Since the imposition of lockdown across the country, the exchange rate has witnessed some volatility which prompted the State Bank of Pakistan to intervene as well. Pressure has been mounting on the exchange rate since the outbreak of Covid-19 in Pakistan which has intensified after the lockdown, forcing the local currency to lose on almost a daily basis against the greenback.
Since March 20, the dollar has gained 5.8 per cent or Rs9.23 over closing rate of Rs158.67
According to currency experts, the pandemic caused serious damage to international trade with the country witnessing an early negative impact in terms of orders. “The exports have fallen as a result which means shortage of proceeds that in turn has pushed up the demand for dollars,” said President Forex Association of Pakistan Malik Bostan.
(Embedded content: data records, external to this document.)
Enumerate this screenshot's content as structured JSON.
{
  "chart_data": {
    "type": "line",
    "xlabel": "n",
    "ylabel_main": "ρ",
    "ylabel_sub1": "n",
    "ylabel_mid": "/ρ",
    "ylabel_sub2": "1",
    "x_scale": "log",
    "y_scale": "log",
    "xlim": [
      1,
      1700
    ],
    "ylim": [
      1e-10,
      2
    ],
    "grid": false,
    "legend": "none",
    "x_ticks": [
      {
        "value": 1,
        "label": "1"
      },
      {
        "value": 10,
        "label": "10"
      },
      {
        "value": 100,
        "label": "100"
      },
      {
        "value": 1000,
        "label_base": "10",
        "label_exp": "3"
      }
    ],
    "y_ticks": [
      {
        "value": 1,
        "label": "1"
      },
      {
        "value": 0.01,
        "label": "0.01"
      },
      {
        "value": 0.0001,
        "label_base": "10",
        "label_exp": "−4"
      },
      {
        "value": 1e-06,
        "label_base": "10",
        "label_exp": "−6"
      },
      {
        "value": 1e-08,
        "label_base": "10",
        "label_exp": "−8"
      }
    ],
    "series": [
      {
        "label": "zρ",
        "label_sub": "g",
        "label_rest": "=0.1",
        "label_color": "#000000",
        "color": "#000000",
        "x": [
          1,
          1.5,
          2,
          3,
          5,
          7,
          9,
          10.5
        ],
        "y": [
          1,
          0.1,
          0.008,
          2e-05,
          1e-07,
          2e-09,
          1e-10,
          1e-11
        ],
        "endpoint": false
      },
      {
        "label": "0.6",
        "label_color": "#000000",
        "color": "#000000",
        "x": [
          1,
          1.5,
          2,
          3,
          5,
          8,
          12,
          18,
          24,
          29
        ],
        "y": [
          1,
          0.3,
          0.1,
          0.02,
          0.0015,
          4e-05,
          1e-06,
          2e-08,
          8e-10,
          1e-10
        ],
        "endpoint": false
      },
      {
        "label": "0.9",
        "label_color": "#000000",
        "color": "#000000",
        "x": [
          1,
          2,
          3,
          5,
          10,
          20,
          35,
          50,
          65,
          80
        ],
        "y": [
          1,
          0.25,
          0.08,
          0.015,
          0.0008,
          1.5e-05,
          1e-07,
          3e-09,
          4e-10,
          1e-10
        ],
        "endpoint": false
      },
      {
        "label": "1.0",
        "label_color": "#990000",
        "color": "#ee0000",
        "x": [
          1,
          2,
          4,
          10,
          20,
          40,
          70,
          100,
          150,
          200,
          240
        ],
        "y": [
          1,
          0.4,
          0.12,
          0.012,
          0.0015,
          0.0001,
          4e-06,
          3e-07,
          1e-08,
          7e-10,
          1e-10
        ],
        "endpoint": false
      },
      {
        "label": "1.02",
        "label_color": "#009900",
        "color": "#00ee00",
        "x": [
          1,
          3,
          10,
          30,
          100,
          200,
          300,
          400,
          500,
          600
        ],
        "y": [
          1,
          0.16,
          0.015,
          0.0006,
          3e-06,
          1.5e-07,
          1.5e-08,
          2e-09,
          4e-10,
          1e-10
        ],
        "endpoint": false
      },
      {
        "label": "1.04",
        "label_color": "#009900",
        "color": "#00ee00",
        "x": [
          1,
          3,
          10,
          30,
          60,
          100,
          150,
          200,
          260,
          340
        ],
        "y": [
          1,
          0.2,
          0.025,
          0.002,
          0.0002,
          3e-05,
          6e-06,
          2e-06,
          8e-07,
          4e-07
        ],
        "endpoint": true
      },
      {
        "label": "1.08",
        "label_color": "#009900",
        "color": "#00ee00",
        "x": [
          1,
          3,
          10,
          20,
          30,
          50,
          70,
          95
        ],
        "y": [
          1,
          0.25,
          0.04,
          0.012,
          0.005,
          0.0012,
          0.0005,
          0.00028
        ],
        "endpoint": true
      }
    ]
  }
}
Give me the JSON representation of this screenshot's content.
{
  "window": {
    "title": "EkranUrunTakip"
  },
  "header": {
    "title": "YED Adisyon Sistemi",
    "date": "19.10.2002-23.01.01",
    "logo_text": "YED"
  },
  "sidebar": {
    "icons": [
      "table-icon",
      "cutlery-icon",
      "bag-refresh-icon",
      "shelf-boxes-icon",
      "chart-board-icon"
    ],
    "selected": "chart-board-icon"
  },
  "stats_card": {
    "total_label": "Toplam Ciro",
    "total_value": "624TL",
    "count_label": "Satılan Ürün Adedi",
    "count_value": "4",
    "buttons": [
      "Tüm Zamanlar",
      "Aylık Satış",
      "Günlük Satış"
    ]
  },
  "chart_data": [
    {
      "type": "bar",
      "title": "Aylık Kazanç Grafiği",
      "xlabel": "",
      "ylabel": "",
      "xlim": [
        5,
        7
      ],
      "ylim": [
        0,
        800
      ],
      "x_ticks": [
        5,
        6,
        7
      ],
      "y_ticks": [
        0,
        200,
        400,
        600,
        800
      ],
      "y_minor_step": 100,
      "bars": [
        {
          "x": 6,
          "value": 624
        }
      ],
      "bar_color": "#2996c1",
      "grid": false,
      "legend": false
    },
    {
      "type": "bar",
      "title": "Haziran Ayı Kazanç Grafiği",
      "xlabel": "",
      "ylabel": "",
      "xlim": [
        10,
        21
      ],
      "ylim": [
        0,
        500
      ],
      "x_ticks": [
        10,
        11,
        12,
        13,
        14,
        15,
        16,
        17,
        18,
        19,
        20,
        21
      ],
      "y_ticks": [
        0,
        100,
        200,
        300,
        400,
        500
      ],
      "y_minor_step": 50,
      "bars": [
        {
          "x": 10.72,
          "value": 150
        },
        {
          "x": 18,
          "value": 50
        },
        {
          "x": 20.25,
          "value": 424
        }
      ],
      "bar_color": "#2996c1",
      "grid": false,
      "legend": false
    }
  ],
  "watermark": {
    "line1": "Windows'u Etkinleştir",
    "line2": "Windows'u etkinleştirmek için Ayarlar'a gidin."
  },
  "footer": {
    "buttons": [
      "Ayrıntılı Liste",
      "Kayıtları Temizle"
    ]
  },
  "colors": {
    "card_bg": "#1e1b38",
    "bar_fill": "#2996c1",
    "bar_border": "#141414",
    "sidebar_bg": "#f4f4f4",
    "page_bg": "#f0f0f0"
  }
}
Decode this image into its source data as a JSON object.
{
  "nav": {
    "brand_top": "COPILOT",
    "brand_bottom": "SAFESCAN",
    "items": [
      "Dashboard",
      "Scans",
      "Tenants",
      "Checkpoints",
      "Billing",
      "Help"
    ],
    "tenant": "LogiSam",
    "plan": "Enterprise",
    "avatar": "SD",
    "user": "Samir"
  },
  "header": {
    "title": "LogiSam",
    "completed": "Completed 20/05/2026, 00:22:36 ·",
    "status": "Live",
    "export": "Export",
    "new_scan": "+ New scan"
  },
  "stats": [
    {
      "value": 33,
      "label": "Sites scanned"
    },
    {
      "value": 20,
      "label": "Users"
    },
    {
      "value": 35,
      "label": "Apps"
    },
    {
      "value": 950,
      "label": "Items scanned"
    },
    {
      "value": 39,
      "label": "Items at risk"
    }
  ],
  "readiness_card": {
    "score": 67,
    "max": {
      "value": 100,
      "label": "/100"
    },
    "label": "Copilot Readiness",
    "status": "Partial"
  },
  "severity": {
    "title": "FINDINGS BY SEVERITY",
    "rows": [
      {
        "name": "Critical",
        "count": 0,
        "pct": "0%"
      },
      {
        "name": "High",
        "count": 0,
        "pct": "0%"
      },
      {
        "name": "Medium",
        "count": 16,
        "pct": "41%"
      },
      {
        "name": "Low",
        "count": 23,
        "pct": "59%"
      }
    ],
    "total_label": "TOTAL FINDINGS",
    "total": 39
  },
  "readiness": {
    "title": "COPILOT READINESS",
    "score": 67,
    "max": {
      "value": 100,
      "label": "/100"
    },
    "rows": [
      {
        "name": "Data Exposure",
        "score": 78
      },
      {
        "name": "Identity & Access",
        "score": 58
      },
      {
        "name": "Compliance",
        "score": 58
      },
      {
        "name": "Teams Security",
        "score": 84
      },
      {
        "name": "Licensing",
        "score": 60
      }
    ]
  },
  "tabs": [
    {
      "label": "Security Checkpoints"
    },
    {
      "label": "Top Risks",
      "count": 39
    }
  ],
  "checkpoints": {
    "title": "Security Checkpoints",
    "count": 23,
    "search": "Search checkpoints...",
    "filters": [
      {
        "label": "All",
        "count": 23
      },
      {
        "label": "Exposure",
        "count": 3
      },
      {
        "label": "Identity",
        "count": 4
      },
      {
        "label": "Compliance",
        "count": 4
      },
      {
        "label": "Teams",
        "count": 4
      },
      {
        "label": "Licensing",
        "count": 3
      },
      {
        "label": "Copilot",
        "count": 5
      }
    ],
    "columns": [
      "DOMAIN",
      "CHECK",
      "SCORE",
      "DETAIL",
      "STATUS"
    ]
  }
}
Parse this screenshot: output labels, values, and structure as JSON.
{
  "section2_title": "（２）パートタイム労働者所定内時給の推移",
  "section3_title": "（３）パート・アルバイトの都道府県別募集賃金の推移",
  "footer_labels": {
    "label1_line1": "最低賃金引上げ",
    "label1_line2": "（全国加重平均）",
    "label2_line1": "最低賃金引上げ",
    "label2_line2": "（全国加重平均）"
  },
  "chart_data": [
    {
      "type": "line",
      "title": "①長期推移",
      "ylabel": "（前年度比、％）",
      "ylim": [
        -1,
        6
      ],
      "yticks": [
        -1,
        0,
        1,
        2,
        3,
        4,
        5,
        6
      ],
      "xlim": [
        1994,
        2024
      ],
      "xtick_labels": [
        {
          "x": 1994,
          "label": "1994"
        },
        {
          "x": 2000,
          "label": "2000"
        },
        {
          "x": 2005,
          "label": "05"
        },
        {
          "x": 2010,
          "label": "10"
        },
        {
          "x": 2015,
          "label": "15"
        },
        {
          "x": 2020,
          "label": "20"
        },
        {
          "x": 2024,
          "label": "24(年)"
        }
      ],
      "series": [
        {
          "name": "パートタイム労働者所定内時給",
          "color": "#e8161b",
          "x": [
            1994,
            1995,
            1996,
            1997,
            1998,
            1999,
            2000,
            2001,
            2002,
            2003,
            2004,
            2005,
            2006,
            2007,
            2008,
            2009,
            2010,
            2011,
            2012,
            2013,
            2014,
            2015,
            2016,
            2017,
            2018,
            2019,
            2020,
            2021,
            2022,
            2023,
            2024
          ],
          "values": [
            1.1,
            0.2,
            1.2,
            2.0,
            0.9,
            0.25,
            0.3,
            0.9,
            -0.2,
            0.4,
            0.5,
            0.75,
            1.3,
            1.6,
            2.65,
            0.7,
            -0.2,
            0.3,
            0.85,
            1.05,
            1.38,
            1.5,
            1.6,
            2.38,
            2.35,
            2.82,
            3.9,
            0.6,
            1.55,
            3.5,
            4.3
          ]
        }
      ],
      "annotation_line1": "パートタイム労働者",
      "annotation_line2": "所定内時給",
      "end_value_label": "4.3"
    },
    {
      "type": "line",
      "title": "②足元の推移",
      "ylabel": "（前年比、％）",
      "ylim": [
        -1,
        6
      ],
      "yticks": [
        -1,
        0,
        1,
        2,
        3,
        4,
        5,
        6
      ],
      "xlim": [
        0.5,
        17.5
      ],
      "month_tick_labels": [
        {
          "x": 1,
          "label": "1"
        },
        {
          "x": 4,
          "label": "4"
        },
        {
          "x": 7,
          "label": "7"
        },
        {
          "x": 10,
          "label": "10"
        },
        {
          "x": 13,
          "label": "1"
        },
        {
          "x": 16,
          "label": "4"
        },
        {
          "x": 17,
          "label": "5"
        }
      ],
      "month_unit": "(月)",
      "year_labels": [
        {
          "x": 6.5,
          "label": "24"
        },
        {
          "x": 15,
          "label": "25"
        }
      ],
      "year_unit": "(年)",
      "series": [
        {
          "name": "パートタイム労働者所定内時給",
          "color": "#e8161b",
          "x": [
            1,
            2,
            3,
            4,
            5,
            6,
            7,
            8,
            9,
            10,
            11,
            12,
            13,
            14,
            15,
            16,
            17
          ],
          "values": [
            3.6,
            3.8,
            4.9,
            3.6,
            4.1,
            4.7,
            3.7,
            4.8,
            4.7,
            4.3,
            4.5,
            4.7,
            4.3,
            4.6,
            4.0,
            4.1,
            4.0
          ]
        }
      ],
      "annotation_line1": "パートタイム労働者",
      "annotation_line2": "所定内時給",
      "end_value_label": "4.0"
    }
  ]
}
Though the dollar started its upward journey against the rupee with the rising number of coronavirus patients in the country, the cut in interest rate further accelerated the increase.
The SBP has twice slashed the policy rate in the third and fourth weeks of March by a cumulative 2.25pc to bring it down to 11pc.
This rate cut made the domestic treasury bills less attractive to foreigners, prompting them to disinvest their holdings.
In March alone, around 60pc of the hot money (about $2 billion) was withdrawn which hurt the currency market sentiments. The shaking confidence was further accelerated by foreign selling of equity at the Pakistan Stock Exchange.
Currency dealers said the foreign exchange reserves of the country have been falling, especially those of the SBP which have declined by $1.5bn over the past few weeks, further unnerving the investors.
Meanwhile, the open market was closed due to the lockdown but now it has resumed operations in ‘safe’ areas across the country. “With the permission of the SBP and provincial home ministry, we have opened branches on Monday only for remittances; no other public dealing is carried out,” said Bostan.
Currency dealers in the open market are also the source of remittances from abroad but inflows are limited. “On Monday, about $10 million in remittances was received,“ said Bostan, adding that the entire amount was deposited in banks since exchange business is closed these days.